The Mineta Transportation Institute (MTI) has just released Greenhouse Gas Emission Impacts of Car Sharing in North America, the results of a study that evaluated the greenhouse gas (GHG) emission changes that can occur when people participate in car-sharing organizations. Principal investigators were Elliot W. Martin, PhD, and Susan A. Shaheen, PhD.
The research showed that, while car sharing does facilitate lower emissions, the reduction cannot be generalized across all participating individuals or even a majority of those individuals. Rather, car sharing as a system facilitates large reductions in the annual emissions of some households, which compensates for the collective small emission increases of other households. The results also show that respondent households significantly reduced vehicle ownership after joining car sharing.
“Car sharing is a simple concept,” said Dr. Martin. “People typically access vehicles by joining an organization that maintains a fleet of cars and light trucks deployed in lots located within neighborhoods, public transit stations, employment centers, and colleges or universities. They benefit from private vehicle use without the costs and responsibilities of ownership. Car sharing is most common in major urban areas where transportation alternatives are easily accessible.”
In this study, the authors surveyed car sharing members in the US and Canada to develop a robust estimate of GHG emission impacts from car sharing. The research results illustrate the annualized change in GHG emissions among members within the largest car sharing organizations. These emissions are lower due to car sharing. The average change in emissions across all respondents is -0.58 t GHG per household per year for the observed impact, and -0.84 t GHG per household per year for the full impact.
While it may seem logical that car sharing reduces emissions, it also can increase them because it provides automotive access to people who were previously carless. These households drive more than before they joined car sharing. The researchers took these factors into account when coming to a “net effect” conclusion across the 6,281 respondents that were applied in the final analysis. They also included less-obvious “full impact” factors, such as people who would have purchased a car but joined a car sharing group instead.
The authors found that on balance, net car sharing emissions are negative and statistically significant for both the observed impact and full impact. Hence, GHG emissions from transportation are lower due to car sharing.
ABOUT THE RESEARCHERS
Elliot W. Martin, PhD, is a post-doctoral research engineer at the Transportation Sustainability Research Center (TSRC) within the Institute of Transportation Studies at UC Berkeley. He holds a PhD in civil and environmental engineering from UC Berkeley, a dual Masters in transportation engineering and city and regional planning at UC Berkeley, and two undergrad degrees from Johns Hopkins University in economics and computer science. During his time as a graduate student, Dr. Martin contributed to a variety of projects at TSRC and the Innovative Mobility Research (IMR) group. Dr. Martin has co-authored several publications in peer-reviewed journals and conference proceedings. He also has been an assistant economist at the Federal Reserve Bank of Richmond.

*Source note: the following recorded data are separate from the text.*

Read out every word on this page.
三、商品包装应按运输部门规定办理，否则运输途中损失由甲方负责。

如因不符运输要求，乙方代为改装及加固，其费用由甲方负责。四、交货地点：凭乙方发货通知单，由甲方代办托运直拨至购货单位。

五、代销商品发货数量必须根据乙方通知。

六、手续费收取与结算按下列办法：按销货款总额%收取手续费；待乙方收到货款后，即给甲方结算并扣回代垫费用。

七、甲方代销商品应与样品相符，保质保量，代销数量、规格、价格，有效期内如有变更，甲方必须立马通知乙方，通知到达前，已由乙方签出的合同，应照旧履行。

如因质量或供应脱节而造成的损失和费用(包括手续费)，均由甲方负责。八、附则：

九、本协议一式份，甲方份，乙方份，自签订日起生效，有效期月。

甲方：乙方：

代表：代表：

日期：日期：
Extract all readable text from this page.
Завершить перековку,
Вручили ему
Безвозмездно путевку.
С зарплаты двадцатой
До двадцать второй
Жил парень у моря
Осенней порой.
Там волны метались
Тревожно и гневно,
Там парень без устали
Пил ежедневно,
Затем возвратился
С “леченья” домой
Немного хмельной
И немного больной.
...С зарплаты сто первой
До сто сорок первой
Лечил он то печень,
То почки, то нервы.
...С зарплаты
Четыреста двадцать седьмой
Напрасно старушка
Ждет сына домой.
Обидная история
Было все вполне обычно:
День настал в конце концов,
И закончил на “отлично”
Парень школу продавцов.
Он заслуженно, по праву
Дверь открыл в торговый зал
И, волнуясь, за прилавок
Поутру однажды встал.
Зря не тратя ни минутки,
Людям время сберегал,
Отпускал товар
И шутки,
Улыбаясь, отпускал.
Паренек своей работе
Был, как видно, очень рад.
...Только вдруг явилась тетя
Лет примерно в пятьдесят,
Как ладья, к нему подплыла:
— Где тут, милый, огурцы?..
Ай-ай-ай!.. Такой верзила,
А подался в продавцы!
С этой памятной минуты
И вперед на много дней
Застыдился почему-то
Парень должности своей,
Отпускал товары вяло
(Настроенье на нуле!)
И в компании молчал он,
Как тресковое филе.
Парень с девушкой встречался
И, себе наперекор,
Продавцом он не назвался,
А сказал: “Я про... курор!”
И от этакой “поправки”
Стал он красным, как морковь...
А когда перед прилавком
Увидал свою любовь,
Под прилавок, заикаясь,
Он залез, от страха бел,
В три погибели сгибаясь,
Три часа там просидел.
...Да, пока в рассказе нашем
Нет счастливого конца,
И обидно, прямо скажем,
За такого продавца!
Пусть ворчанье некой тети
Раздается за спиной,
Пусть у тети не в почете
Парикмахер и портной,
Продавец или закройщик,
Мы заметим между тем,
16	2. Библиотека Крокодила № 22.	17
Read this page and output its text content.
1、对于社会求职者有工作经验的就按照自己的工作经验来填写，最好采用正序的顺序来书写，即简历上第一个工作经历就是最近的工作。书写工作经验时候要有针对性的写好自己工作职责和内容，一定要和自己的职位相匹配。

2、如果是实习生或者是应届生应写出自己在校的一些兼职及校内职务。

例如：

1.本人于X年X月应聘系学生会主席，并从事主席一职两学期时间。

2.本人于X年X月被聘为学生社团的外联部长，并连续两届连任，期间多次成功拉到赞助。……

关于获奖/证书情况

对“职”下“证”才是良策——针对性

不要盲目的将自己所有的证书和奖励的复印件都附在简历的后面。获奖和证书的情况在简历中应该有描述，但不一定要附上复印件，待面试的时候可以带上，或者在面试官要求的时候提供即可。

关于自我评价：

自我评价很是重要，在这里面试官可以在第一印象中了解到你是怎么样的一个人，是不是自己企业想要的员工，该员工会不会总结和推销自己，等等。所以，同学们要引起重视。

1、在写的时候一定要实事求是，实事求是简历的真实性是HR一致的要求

Susan A. Shaheen, PhD, holds a joint research appointment at the Transportation Sustainability Research Center (TSRC) and at the Institute of Transportation Studies-Davis. She is co-director of the transportation track of the Energy Efficiency Center at UC Davis and was the first Honda Distinguished Scholar in Transportation in 2000. In 2007, Dr. Shaheen became a research director at TSRC. She has been a research associate with the Mineta Transportation Institute since 2004. Dr. Shaheen earned a PhD in ecology, focusing on technology management and the environmental aspects of transportation, from the University of California, Davis and an MS in public policy analysis from the University of Rochester. She completed her post-doctoral studies on advanced public transportation systems at UC Berkeley in 2001. Dr. Shaheen has earned a variety of professional honors.
ABOUT THE MINETA TRANSPORTATION INSTITUTE
The Mineta Transportation Institute (MTI) was established by Congress in 1991 as part of the Intermodal Surface Transportation Efficiency Act (ISTEA) and was reauthorized under TEA-21 and again under SAFETEA-LU. The institute is funded by Congress through the US Department of Transportation’s (DOT) Research and Innovative Technology Administration, by the California Legislature through the Department of Transportation (Caltrans), and by other public and private grants and donations, including grants from the US Department of Homeland Security. DOT selected MTI as a National Center of Excellence following competitions in 2002 and 2006. The internationally respected members of the MTI Board of Trustees represent all major surface transportation modes. MTI’s focus on policy and management resulted from the Board’s assessment of the transportation industry’s unmet needs. That led directly to choosing the San José State University College of Business as the Institute’s home. MTI conducts research, education, and information and technology transfer, focusing on multimodal surface transportation policy and management issues.